Obama’s most pressing challenge, however, will be the same as George W. Bush’s: Iran. With its influence in Iraq and Afghanistan, support of Gaza’s Hamas and Hezbollah in Lebanon, and soon-to-be-fulfilled nuclear ambitions, Tehran’s Islamic regime has succeeded in placing itself at the centre of most of the region’s problems. Efforts by successive American administrations to “contain” the ayatollahs have clearly failed. And, for the first time since the 1979 revolution, it may be time to try formal talks, a possibility to which Obama remains open. (There are really no other options on the table. According to a recent New York Times report, Bush and the Pentagon rejected a proposed Israeli strike against Iran’s nuclear program last fall, denying the IDF both the “bunker bombs” it needed and permission to overfly Iraq.)

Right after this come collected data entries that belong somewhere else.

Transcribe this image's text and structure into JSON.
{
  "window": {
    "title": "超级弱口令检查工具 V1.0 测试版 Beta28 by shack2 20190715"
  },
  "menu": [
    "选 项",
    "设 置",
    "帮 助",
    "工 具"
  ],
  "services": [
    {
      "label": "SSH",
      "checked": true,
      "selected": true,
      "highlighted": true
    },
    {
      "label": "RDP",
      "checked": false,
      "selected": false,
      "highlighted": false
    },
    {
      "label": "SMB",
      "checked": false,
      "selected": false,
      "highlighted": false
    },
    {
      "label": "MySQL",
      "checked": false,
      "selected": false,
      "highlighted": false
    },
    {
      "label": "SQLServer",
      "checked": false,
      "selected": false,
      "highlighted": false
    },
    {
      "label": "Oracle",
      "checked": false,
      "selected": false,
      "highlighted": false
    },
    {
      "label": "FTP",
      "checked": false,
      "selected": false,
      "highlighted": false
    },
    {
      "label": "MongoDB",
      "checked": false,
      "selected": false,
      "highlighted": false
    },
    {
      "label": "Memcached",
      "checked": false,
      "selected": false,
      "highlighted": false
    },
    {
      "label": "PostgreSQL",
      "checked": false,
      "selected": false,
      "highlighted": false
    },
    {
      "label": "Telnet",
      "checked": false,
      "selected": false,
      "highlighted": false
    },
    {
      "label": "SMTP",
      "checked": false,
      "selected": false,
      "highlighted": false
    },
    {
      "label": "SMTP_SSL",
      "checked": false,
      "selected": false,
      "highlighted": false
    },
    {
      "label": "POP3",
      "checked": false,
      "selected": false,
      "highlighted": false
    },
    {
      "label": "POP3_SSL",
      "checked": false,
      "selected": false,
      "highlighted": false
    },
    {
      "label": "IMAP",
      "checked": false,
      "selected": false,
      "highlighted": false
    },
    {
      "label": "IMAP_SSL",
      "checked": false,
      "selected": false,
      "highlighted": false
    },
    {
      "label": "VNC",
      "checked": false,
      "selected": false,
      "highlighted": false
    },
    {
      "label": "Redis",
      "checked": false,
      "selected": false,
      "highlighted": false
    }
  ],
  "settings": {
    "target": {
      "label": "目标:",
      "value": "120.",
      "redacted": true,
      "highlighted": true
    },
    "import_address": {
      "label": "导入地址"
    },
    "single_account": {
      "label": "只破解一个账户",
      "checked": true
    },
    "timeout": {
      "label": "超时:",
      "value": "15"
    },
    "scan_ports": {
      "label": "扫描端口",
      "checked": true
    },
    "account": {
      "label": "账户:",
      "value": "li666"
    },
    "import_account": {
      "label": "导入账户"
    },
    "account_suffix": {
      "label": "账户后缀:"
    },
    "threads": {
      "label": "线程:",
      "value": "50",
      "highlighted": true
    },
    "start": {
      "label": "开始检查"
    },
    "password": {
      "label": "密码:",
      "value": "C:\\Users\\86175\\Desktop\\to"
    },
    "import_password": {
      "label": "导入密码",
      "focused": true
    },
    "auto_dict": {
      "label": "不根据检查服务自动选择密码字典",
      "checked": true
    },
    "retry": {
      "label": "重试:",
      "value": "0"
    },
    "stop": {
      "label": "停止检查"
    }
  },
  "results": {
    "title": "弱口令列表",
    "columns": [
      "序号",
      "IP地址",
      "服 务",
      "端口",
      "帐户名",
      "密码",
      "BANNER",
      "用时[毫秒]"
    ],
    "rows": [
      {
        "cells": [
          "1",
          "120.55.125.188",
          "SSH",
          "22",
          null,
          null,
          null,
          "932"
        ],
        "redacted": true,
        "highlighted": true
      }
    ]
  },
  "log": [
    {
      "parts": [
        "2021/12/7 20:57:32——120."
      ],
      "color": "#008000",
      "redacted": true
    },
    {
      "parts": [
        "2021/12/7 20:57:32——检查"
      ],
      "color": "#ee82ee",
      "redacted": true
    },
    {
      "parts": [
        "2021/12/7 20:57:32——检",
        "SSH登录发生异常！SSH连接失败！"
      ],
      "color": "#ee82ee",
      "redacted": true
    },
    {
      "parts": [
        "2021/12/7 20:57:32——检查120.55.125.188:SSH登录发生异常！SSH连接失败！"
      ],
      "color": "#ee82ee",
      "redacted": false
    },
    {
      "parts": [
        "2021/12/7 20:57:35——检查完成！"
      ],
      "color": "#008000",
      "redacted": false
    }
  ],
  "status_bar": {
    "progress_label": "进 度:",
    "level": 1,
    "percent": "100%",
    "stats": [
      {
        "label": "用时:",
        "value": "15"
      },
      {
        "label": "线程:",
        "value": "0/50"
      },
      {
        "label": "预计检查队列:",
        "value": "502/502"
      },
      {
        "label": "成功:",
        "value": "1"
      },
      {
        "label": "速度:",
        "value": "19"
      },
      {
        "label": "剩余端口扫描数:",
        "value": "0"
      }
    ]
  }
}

Baqer Moin, a Iranian analyst and broadcaster living in London, England, says the Iranians are as eager for change as anyone. “The Americans have always thought that if you corner Iran it will give in. And that’s just psychologically wrong,” he says. “Iran wasn’t a colony, but one of the slogans of the revolution was ‘Independence.’ They would like to be taken seriously as a state.” With the precipitous drop in the price of oil, the Islamic regime is under more economic pressure than ever, notes Moin, and perhaps ready to compromise in exchange for an end to the trade embargo. And even if negotiations fail, they may be to America’s benefit, strengthening the case for more drastic action and building international support.
For a politician who is burdened with such high expectations and faces challenges on so many different fronts, it is possible that Obama’s rhetoric about a “new” direction in foreign policy will remain just that. Certainly, that is the advice he will receive from the bureaucracy in Washington, where the conventional wisdom has long been that a new president shouldn’t waste his capital on the Middle East. Elections are upcoming not just in Israel, but also Lebanon, Iran, and Gaza, offering the possibility of more willing partners down the line. (Although the smart money says the votes will make things more complicated, not less.) And with the Palestinian leadership—the linchpins of a wider peace deal—more divided and weaker than perhaps ever before, the biggest question for Obama might be: “why bother?”
But as with the Gaza crisis, it could be that events force his hand. Or that the new president simply becomes captivated by the promise that has ensnared so many of his predecessors. “There’s been a framework for a peace deal for years,” Moshe Ma’oz, a Hebrew University peace and conflict specialist, says from his Jerusalem home. “If there is goodwill and leadership it can be done in no time.” But Ma’oz has a warning for the new American president. “Here, there is no love. Nobody loves anybody. It is all a matter of self-interest.”